Sassi joined the national broadcaster RAI in 1960 and from the outset worked on La domenica sportiva, the country's longest-running sports programme.[4] Within that newsroom he became identified with an innovation that soon defined Italian football coverage, namely the systematic use of slow-motion review, or moviola, to re-examine contentious incidents.[2] Elements of slow motion had been shown on air earlier on 28 February 1965, when Enzo Tortora introduced the moviola to the audience of La domenica sportiva, but Sassi developed the practice into a regular interpretive instrument for match controversies.[5]

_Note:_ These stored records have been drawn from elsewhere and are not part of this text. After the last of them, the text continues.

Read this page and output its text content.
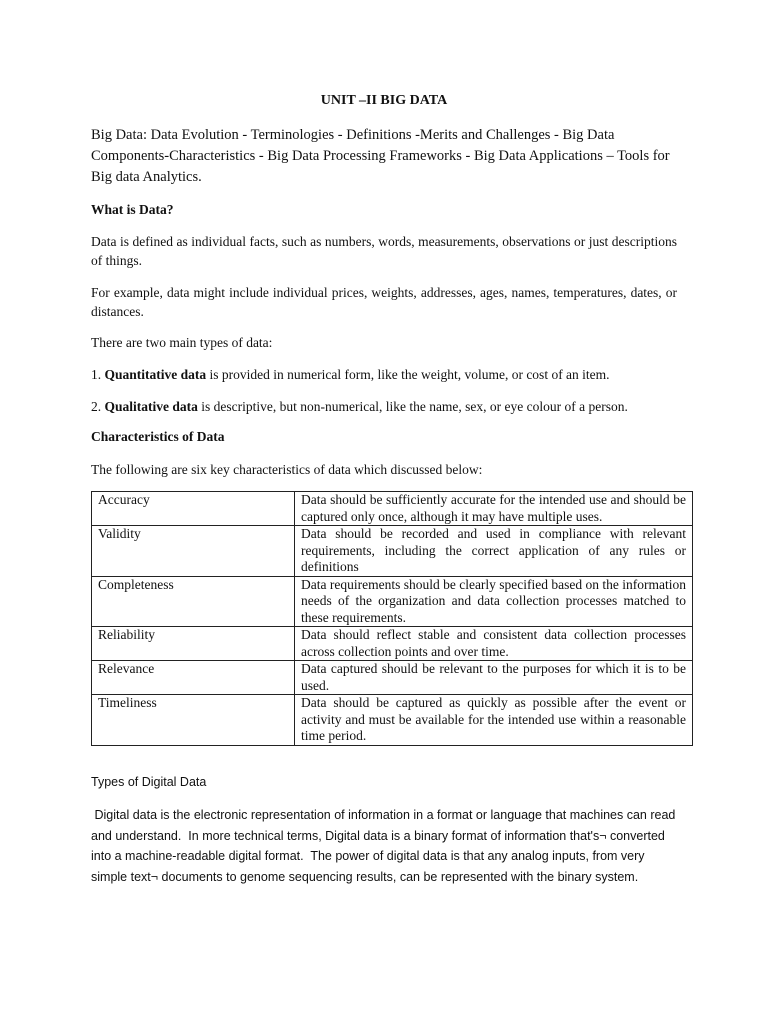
UNIT –II BIG DATA
Big Data: Data Evolution - Terminologies - Definitions -Merits and Challenges - Big Data Components-Characteristics - Big Data Processing Frameworks - Big Data Applications – Tools for Big data Analytics.
What is Data?
Data is defined as individual facts, such as numbers, words, measurements, observations or just descriptions of things.
For example, data might include individual prices, weights, addresses, ages, names, temperatures, dates, or distances.
There are two main types of data:
1. Quantitative data is provided in numerical form, like the weight, volume, or cost of an item.
2. Qualitative data is descriptive, but non-numerical, like the name, sex, or eye colour of a person.
Characteristics of Data
The following are six key characteristics of data which discussed below:
Accuracy	Data should be sufficiently accurate for the intended use and should be captured only once, although it may have multiple uses.
Validity	Data should be recorded and used in compliance with relevant requirements, including the correct application of any rules or definitions
Completeness	Data requirements should be clearly specified based on the information needs of the organization and data collection processes matched to these requirements.
Reliability	Data should reflect stable and consistent data collection processes across collection points and over time.
Relevance	Data captured should be relevant to the purposes for which it is to be used.
Timeliness	Data should be captured as quickly as possible after the event or activity and must be available for the intended use within a reasonable time period.
Types of Digital Data
Digital data is the electronic representation of information in a format or language that machines can read and understand.  In more technical terms, Digital data is a binary format of information that's¬ converted into a machine-readable digital format.  The power of digital data is that any analog inputs, from very simple text¬ documents to genome sequencing results, can be represented with the binary system.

A widely noted turning point came on 22 October 1967 during the Derby della Madonnina between Inter Milan and AC Milan, when Sassi and film editor Heron Vitaletti scrutinised Gianni Rivera's disputed goal frame by frame, inaugurating the "moviola" as an investigative rubric rather than a mere replay.[2] Rai Teche later credited Sassi, with Vitaletti's contribution, for proposing and standardising the moviola feature from 1967 within La domenica sportiva, a format that became a national reference for post-match debate.[2] Over subsequent seasons he refined the approach from selecting episodes to offering on-air analysis, and in the 1980s he fronted segments devoted to contentious incidents that brought direct discussion of individual episodes to a mass audience.[3]
Sassi remained a central figure on La domenica sportiva until 1991, by which time the moviola had become a fixture of Sunday night television and an arena in which refereeing judgment and football culture met in ritualised post-match review.[4] He then participated in RAI's early 1990s formats around the programme's renewal, appearing alongside Sandro Ciotti [it] during the 1992 relaunch of La domenica sportiva.[6] From 1993 he was part of Quelli che... il calcio, conceived by Marino Bartoletti [it] and launched with Fabio Fazio, a Sunday show that mixed live connections and studio commentary and prominently featured Sassi's expertise until 2001.[7]
Beyond the studio Sassi reflected on the scope and limits of television review, arguing that slow motion should not be treated as a definitive evidentiary instrument but as an aid to understanding that coexists with the fallibility of play and officiating.[8] He also figured in later debates over the famous 1981 Juventus and A.S. Roma "gol di Turone," when interviews revived longstanding controversies and prompted renewed discussion in the national press.[9]